At this mission house there is free WiFi, and phone booths which connect directly with an international operator. Thus the seafarers can email or phone home. Many bring their own laptops with Skype and make use of the WiFi. In the midst of these activities they can talk with us about personal problems or concerns and spiritual matters.
Besides helping to clean and straighten the Mission House we serve the crew members with a listening ear and counsel. We have had the opportunity to run services and bible studies and we try to share Jesus with each person we meet through these activities and prayer. We are grateful to our Lord and for the strength and guidance which He provides.
One of the early times we boarded a ship an anxious young seafarer met me before we signed in, and seeing “Chaplain” on my helmet immediately began talking about difficulties he was having with his captain. I asked him to come along with me to where we could talk privately.
I listened as he said the captain had reported him to the company head, and he was afraid he would lose his job and be sent home. I said I could talk with the captain if he wanted, but probably the captain would only defend the report and his criticisms.
He agreed it would be better if I would check with the chaplain director of the Bethel Maritime Mission for suggestions and get back that afternoon with him. I had a prayer with him and later got back to him with a contact number from the Seafarers Welfare Society who would advise him on the matter.
We are grateful to our Lord and for the strength and guidance which He provides.
On another occasion at the Mission House when only one seaman was there he spoke with Virginia on a family concern of great personal importance for both him and his wife. He requested prayer since he would be going home on furlough soon. They prayed and wept in a significant personal, emotional, and meaningful time together.

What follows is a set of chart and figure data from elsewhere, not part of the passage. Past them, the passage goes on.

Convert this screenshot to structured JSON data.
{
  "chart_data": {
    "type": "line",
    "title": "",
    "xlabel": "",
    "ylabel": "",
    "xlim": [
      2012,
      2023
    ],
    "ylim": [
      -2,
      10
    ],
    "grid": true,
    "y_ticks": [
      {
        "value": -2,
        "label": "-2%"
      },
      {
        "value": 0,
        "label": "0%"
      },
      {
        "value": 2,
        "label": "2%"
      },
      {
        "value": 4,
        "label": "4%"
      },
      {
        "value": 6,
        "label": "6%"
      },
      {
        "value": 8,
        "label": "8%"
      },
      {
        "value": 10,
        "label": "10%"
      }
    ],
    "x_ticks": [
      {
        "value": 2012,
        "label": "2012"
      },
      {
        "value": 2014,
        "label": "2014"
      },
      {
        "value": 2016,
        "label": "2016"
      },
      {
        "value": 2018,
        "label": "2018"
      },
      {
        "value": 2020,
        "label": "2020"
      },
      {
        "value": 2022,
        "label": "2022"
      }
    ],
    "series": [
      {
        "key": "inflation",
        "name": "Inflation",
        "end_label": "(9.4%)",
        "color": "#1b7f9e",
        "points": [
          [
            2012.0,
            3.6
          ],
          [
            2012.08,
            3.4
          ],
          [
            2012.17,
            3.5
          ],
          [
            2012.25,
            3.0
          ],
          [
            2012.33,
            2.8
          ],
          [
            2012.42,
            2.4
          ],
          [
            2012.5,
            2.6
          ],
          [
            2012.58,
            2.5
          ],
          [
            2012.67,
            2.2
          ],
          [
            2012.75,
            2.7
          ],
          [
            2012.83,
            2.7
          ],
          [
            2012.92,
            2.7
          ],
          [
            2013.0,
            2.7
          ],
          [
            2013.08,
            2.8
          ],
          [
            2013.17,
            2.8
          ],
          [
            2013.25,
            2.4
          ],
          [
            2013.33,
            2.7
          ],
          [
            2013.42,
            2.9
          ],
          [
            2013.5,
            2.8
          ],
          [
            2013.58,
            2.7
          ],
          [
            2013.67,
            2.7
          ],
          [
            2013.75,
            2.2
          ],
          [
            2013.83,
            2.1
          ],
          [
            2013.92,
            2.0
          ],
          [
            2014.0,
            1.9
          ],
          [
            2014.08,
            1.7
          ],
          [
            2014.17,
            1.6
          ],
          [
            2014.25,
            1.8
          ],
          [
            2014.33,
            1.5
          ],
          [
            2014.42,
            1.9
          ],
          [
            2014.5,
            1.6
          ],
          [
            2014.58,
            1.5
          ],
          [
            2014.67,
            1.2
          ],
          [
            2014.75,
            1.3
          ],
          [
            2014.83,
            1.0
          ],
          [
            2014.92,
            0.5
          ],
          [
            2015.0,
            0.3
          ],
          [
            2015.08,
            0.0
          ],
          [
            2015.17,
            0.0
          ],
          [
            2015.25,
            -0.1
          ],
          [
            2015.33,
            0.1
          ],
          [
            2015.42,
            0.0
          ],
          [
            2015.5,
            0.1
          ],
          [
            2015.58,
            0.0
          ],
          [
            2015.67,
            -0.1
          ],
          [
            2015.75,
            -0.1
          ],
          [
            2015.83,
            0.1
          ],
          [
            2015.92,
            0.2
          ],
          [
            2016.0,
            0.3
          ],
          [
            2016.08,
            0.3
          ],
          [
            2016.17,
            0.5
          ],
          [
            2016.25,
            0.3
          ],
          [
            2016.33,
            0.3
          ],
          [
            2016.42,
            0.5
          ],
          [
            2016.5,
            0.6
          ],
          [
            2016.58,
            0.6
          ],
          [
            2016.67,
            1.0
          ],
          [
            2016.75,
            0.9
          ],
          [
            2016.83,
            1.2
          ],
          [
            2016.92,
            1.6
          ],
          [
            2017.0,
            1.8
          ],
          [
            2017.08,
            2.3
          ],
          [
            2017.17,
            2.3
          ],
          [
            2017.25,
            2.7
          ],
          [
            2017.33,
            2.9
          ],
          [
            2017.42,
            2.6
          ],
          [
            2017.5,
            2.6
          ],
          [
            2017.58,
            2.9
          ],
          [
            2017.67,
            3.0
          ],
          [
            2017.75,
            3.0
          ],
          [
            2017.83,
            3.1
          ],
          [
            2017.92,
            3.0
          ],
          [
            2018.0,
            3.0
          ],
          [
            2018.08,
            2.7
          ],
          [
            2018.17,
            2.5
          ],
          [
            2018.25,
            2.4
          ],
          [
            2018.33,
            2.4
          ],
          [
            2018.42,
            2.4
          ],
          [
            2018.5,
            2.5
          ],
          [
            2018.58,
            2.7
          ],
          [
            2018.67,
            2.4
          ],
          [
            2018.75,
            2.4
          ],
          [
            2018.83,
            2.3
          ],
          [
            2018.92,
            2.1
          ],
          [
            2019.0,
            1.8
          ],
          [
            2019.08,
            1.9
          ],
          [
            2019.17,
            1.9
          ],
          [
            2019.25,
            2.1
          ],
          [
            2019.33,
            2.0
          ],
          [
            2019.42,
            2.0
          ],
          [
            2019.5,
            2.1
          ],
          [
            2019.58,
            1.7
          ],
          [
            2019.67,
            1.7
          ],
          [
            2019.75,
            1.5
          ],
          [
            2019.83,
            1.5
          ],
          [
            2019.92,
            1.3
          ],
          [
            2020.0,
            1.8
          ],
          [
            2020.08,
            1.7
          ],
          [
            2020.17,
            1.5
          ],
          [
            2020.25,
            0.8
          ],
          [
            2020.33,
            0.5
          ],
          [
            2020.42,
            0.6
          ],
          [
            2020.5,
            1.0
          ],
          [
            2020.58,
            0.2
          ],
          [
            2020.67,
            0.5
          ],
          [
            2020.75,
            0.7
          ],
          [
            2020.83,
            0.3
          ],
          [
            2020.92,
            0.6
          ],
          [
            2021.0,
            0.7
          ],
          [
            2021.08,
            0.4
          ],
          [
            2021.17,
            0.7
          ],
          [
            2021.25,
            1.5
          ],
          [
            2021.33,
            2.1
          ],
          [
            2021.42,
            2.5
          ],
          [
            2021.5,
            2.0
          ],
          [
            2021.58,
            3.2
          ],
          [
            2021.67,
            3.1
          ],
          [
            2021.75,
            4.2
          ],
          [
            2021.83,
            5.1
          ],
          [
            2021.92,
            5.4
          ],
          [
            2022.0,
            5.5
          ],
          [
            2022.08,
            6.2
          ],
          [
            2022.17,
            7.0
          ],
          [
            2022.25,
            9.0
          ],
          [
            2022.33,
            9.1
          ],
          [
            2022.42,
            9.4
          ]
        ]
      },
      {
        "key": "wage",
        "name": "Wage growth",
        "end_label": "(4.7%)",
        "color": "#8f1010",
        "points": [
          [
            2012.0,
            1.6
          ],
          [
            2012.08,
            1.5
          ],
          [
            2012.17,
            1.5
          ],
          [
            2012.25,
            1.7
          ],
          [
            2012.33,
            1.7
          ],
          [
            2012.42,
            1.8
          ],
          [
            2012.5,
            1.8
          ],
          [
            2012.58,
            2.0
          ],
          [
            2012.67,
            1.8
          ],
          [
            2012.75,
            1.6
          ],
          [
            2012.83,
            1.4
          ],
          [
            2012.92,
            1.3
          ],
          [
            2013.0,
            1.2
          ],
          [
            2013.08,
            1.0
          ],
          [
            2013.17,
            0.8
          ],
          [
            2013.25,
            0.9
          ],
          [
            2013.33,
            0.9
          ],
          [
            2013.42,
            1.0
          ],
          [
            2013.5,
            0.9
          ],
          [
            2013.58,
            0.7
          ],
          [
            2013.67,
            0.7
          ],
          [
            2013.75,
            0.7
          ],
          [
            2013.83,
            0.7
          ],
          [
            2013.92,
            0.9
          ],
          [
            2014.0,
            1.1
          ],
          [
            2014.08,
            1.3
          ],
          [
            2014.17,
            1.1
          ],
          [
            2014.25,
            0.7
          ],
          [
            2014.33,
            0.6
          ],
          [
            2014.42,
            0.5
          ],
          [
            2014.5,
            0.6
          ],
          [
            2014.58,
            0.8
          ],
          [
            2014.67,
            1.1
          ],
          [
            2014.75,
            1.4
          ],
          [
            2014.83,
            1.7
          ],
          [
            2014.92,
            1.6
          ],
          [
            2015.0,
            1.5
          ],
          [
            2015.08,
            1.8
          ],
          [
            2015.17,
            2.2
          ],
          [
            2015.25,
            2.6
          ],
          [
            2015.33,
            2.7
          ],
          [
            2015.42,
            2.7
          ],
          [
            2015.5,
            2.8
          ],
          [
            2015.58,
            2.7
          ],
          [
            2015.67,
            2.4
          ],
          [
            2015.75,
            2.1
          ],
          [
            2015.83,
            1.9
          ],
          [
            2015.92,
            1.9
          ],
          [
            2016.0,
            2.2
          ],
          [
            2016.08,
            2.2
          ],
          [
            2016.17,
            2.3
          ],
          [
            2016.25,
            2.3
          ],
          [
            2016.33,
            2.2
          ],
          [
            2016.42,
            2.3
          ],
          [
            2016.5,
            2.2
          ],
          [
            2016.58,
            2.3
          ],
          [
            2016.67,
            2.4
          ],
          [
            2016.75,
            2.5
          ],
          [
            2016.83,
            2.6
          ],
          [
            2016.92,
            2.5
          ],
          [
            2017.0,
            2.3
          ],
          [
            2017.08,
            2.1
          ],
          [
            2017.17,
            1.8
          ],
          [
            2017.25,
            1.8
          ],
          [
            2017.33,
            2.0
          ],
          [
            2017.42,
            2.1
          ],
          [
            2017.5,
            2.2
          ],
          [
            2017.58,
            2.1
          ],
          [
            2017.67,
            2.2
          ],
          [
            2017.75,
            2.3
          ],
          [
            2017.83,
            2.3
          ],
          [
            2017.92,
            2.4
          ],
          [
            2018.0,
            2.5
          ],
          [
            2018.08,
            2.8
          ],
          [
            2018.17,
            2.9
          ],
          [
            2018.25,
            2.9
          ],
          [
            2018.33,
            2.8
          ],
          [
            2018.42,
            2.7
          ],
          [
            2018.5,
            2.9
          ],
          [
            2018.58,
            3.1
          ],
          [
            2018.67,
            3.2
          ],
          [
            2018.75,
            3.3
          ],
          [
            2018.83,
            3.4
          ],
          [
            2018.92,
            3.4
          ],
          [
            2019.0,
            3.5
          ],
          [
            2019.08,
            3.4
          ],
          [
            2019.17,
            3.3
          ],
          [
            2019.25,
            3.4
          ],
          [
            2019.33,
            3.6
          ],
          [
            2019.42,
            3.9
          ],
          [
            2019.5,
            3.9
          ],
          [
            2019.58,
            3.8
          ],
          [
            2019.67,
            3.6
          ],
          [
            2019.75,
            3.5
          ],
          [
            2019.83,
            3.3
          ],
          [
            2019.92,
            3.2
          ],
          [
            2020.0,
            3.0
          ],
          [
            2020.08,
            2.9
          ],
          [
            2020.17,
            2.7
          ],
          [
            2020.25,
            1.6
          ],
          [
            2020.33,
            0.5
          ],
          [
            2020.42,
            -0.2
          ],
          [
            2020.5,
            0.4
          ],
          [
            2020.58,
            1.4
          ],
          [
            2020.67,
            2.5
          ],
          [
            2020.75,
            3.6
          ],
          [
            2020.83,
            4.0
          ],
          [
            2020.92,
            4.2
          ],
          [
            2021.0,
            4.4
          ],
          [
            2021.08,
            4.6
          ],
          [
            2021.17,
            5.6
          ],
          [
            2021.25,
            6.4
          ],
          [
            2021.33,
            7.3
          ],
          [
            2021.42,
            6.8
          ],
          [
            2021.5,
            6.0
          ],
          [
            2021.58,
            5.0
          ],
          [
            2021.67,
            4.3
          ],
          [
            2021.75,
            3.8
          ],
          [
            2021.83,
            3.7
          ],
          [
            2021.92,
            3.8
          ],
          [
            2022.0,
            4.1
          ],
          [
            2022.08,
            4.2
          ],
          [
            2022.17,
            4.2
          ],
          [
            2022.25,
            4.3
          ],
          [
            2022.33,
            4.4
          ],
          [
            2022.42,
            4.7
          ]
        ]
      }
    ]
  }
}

Crew members would often express that they felt alone in their faith, for not many on board were Christians or interested in Bible study or spiritual matters. Those who were Christians frequently desired a Communion service, which I would often conduct on a Saturday or Sunday evening at the Mission house.
The sermon would include a true story of an experience on the sea. When speaking on Titus 3:1-7 and the grace of God I told of the life of Isaac Newton, the writer of the hymn “Amazing Grace,” who spent much of his younger life on the sea and prior to his conversion had been captain of a slave ship. A popular hymn, its stanzas express experiences with which many people identify.
During the service I would ask for volunteers to read the two selected Scripture readings, and there were always two who would speak up. Following the service I would give the readers a copy of “Water Words,” which is a contemporary translation of all the passages in the Bible which speak of water, the sea, or fishing. It is the translation we use in the services.
On one such occasion another seafarer from the same ship requested a copy, which I gave him, and encouraged them to use it in Bible study together. On other occasions the men would ask that I pen them a note and sign it. I made it personal for each and included my e-mail address should they wish to contact me after our two-month service was over.
One impressive moment I don’t think I’ll ever forget was when there were only two men present who had requested a Bible class. We concluded it with communion. As I began to speak the words of consecration they both spontaneously joined in reciting the words perfectly from memory. It shows how meaningful and important receiving Communion is for these men of the sea.
Virginia and I plan to volunteer for two months again next year, providing our health is still good and God continues to enable us. Much of this ministry depends on volunteers and so–God willing–it may be something for which you or others want to make themselves available.